January 30, 1994|Monica Leveque | Leveque, 26, of Cheviot Hills, is job developer at the UCLA Placement Center and a single mother. During the earthquake, her 6-year-old daughter, Christina, was staying with Leveque's former husband in Los Angeles, with whom she shares joint custody. and

I'm not even sure how I got out of bed because the dresser next to me fell. As I tried to gather some things to leave my apartment, a friend of mine came by. It was a relief to see her. She had a flashlight and told me step by step what I needed to do, because I was somewhat still disoriented. She helped me find my clothes and practically put them on me.

During the quake and afterward, I just started thinking about people that I knew who would be frightened, such as my grandmother.

And my daughter. I didn't know if she was all right or if anything (had) happened to her. The phone lines were out so we couldn't contact her.

We left the apartment and picked up my friend's sister and another woman who were also alone. My friend knew how worried I was about Christina, and so we started across the city to find out how she was and what was happening with her.

We went down Wilshire. It was really interesting with no stop lights. Most people were pretty much automatically doing the four-way stop throughout the city, but not everyone. Also, it was completely dark except when we went through Beverly Hills and all the lights were on. That was really odd, surreal.

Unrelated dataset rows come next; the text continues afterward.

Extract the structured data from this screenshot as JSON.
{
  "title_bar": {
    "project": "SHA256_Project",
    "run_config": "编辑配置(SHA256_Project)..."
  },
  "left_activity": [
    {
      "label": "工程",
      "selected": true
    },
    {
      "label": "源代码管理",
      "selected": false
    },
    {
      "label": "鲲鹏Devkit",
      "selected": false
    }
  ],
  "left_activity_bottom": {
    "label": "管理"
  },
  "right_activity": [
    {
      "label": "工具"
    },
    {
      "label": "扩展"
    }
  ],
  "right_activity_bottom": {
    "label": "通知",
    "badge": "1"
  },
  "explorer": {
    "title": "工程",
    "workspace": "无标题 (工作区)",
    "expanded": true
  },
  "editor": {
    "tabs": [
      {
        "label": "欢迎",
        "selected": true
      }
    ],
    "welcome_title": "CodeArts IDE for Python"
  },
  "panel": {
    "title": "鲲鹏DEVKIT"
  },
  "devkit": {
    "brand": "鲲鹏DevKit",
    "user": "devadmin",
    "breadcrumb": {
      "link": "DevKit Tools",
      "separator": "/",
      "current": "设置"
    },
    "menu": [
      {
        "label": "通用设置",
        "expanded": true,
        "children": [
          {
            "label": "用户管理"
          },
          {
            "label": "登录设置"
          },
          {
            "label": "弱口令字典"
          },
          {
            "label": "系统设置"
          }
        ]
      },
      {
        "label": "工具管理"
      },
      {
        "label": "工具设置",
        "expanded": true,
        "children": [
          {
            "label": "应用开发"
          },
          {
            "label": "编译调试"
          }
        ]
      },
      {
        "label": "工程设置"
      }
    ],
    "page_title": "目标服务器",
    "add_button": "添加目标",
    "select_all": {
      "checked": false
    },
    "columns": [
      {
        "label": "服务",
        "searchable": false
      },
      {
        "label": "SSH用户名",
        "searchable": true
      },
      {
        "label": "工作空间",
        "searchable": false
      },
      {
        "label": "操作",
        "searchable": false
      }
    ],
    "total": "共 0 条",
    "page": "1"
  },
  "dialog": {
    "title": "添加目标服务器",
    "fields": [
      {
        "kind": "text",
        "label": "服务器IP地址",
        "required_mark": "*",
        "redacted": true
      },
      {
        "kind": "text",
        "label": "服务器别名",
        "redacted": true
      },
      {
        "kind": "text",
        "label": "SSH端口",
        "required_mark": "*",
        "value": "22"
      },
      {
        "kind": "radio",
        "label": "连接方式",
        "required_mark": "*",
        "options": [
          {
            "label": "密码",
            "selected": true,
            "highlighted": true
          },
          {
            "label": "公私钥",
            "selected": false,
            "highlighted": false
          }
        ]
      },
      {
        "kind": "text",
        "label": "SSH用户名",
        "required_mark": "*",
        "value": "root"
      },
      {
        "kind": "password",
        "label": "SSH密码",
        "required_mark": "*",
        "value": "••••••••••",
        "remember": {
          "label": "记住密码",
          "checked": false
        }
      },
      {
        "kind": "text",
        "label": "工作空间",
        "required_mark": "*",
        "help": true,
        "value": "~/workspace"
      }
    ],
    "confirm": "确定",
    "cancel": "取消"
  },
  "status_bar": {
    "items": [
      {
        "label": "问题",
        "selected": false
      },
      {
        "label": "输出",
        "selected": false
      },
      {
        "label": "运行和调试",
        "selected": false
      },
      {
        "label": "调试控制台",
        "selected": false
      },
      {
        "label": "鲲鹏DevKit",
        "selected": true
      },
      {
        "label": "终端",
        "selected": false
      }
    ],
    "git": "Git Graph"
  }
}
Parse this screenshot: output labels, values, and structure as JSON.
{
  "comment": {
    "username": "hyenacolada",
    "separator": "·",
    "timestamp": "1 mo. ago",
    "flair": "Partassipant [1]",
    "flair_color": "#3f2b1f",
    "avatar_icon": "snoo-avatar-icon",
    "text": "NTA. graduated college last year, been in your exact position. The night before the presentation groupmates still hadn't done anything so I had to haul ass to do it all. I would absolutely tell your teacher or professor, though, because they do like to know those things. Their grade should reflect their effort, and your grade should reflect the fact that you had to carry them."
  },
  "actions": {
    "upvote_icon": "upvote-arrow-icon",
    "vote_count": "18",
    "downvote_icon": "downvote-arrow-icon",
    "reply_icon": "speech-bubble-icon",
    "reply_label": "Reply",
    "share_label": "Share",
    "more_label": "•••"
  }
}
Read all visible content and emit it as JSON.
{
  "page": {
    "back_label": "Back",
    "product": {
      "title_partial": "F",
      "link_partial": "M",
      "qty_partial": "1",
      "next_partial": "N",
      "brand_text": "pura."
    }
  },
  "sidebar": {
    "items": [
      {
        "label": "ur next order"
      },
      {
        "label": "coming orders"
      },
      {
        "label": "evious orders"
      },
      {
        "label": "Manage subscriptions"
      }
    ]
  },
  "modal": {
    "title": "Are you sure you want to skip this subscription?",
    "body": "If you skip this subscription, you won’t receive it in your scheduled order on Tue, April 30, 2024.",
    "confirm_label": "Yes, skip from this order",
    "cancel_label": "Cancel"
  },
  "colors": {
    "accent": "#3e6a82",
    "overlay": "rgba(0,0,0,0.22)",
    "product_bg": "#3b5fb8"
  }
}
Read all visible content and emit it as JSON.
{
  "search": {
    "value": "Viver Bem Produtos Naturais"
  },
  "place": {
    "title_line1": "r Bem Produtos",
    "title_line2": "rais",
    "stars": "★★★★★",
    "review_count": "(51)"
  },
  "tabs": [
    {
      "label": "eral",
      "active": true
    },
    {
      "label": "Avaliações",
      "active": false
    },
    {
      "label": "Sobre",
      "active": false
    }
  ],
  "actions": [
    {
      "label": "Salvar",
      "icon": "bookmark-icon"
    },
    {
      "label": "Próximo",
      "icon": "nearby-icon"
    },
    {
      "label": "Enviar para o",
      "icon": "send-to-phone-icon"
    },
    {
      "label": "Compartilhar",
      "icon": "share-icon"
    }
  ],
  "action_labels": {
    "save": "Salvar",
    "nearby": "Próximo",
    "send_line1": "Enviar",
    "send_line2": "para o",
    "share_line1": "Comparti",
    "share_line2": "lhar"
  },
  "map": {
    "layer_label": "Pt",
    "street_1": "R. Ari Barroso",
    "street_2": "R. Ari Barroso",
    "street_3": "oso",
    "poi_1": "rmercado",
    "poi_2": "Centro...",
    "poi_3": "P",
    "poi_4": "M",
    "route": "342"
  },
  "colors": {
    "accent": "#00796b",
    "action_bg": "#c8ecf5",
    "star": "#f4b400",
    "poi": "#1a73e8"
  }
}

It took about an hour and a half, much of it in tears, before we got to Christina's father's near the La Brea tar pits. I could be strong about the earthquake; that didn't bother me. But I was worrying about how she was. And whenever I would focus on that, I would break down a little bit.

I tried to think of other things because I was trying not to think about something bad happening to Christina.

When we finally got to her dad's place, I knocked on the door really loud because I didn't know what was going on. Her dad opened the door and she was sleeping on the couch under a lot of blankets.

I can't tell you what a relief it was to see her. She was very calm. It didn't seem that she really understood the magnitude of what had happened. I don't think she even woke up until her father took her out of the room during the earthquake. I just immediately went and picked her up and just held on to her real tight.

We left Christina and her dad, and went from apartment to apartment of the people that were (in the car) seeing what the damage was and picking up a little bit. No one wanted to be alone again. So we pretty much stayed together the rest of the day, just going from place to place.

Later that evening, Christina's dad called. They had gone through the city trying to find a place to eat but couldn't find anything open. Then his car broke down in Hollywood and they had to walk home. He was calling to see if I could pick her up because he still didn't have electricity yet, and he figured that she should be with me because then she'd have electricity.

I was actually relieved that he called because I was just very, very happy to have her home.